Nov 11, 2020 - World

Jordan holds election amid sharp coronavirus spike

Election posters in Amman. Photo: Laith Al-jnaidi/Anadolu Agency via Getty

Amman — Jordanians went to the polls on Tuesday to vote for members of their only elected body, the House of Representatives.

Driving the news: The pandemic contributed to a very low turnout of 30%, down from an already low 37% at the last elections in 2016.

  • The big winners were candidates representing tribes in addition to pro-government candidates. Candidates from left-wing, progressive and nationalist lists fared badly.
  • The Islamic Action Front, which is affiliated with the Muslim Brotherhood, was only able to win seven seats, down from 15 in 2016.
  • No female candidates won outright, only taking the 15 seats allotted to women under a quota system.
  • Many well-known politicians were unable to win a return to parliament.

Why it matters: The failure of any single list or party to win a significant share of seats will further strengthen the Royal Palace and the government, which will be able to govern freely and rebuff any attempts to obstruct its policies. It's a good result for the king and the security forces.

  • The elections were overseen by the Independent Election Commission, established after the Arab Spring. The constitution still gives the king the power to appoint the prime minister, Senate and judges.

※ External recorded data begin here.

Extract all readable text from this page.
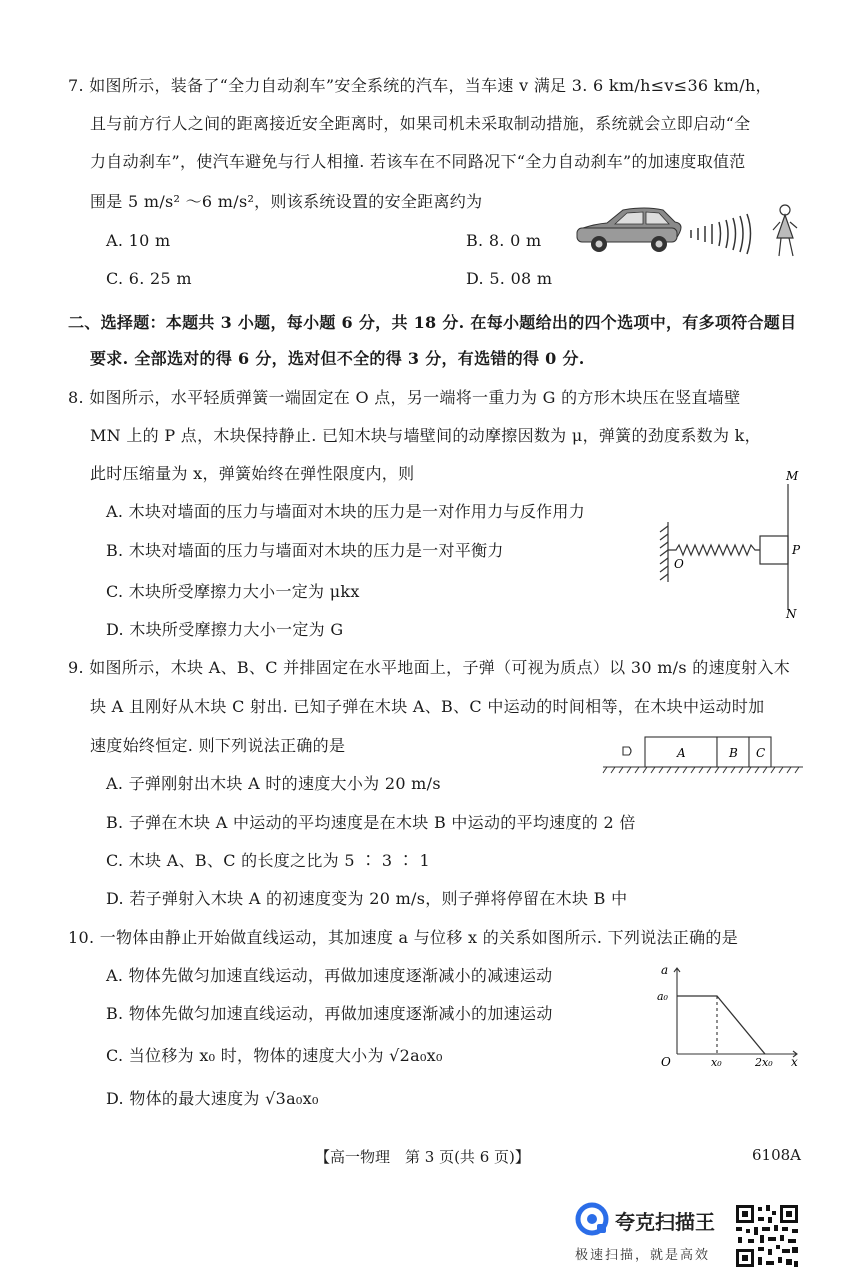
7. 如图所示，装备了“全力自动刹车”安全系统的汽车，当车速 v 满足 3. 6 km/h≤v≤36 km/h，
且与前方行人之间的距离接近安全距离时，如果司机未采取制动措施，系统就会立即启动“全
力自动刹车”，使汽车避免与行人相撞. 若该车在不同路况下“全力自动刹车”的加速度取值范
围是 5 m/s² ～6 m/s²，则该系统设置的安全距离约为
A. 10 m	B. 8. 0 m
C. 6. 25 m	D. 5. 08 m
二、选择题：本题共 3 小题，每小题 6 分，共 18 分. 在每小题给出的四个选项中，有多项符合题目
要求. 全部选对的得 6 分，选对但不全的得 3 分，有选错的得 0 分.
8. 如图所示，水平轻质弹簧一端固定在 O 点，另一端将一重力为 G 的方形木块压在竖直墙壁
MN 上的 P 点，木块保持静止. 已知木块与墙壁间的动摩擦因数为 μ，弹簧的劲度系数为 k，
此时压缩量为 x，弹簧始终在弹性限度内，则
A. 木块对墙面的压力与墙面对木块的压力是一对作用力与反作用力
B. 木块对墙面的压力与墙面对木块的压力是一对平衡力
C. 木块所受摩擦力大小一定为 μkx
D. 木块所受摩擦力大小一定为 G
M
N
O
P
9. 如图所示，木块 A、B、C 并排固定在水平地面上，子弹（可视为质点）以 30 m/s 的速度射入木
块 A 且刚好从木块 C 射出. 已知子弹在木块 A、B、C 中运动的时间相等，在木块中运动时加
速度始终恒定. 则下列说法正确的是
A. 子弹刚射出木块 A 时的速度大小为 20 m/s
B. 子弹在木块 A 中运动的平均速度是在木块 B 中运动的平均速度的 2 倍
C. 木块 A、B、C 的长度之比为 5 ∶ 3 ∶ 1
D. 若子弹射入木块 A 的初速度变为 20 m/s，则子弹将停留在木块 B 中
A	B C
10. 一物体由静止开始做直线运动，其加速度 a 与位移 x 的关系如图所示. 下列说法正确的是
A. 物体先做匀加速直线运动，再做加速度逐渐减小的减速运动
B. 物体先做匀加速直线运动，再做加速度逐渐减小的加速运动
C. 当位移为 x₀ 时，物体的速度大小为 √2a₀x₀
D. 物体的最大速度为 √3a₀x₀
a
a₀
O	x₀	2x₀ x
【高一物理　第 3 页(共 6 页)】	6108A
夸克扫描王
极速扫描，就是高效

As soon as polls closed, Jordanians were ordered to stay home for four days of lockdown to help flatten the coronavirus curve. The order came under emergency defense orders that have been in effect since March.  

  • The COVID-19 situation has also rapidly deteriorated over the last three months after Jordan kept cases and deaths low during the initial outbreak.
  • Jordan, a country of 10 million, recently recorded a daily record 5,877 cases — one of the highest per capita rates in the world.

What to watch: Jordan’s elections are taking place at a time of regional uncertainty due to the efforts of the Trump administration to push Arab countries into normalizing relations with Israel.

  • While Jordan was the second Arab country to sign a peace treaty for Israel, in 1994, it is also a strong supporter of the Arab Peace Initiative, which made future Arab normalization with Israel contingent on Palestinian statehood.

Worth noting: Jordan is strategically important to the United States, and it's the recipient of $1.25 billion in annual U.S. aid under an agreement signed by the Trump administration in 2018.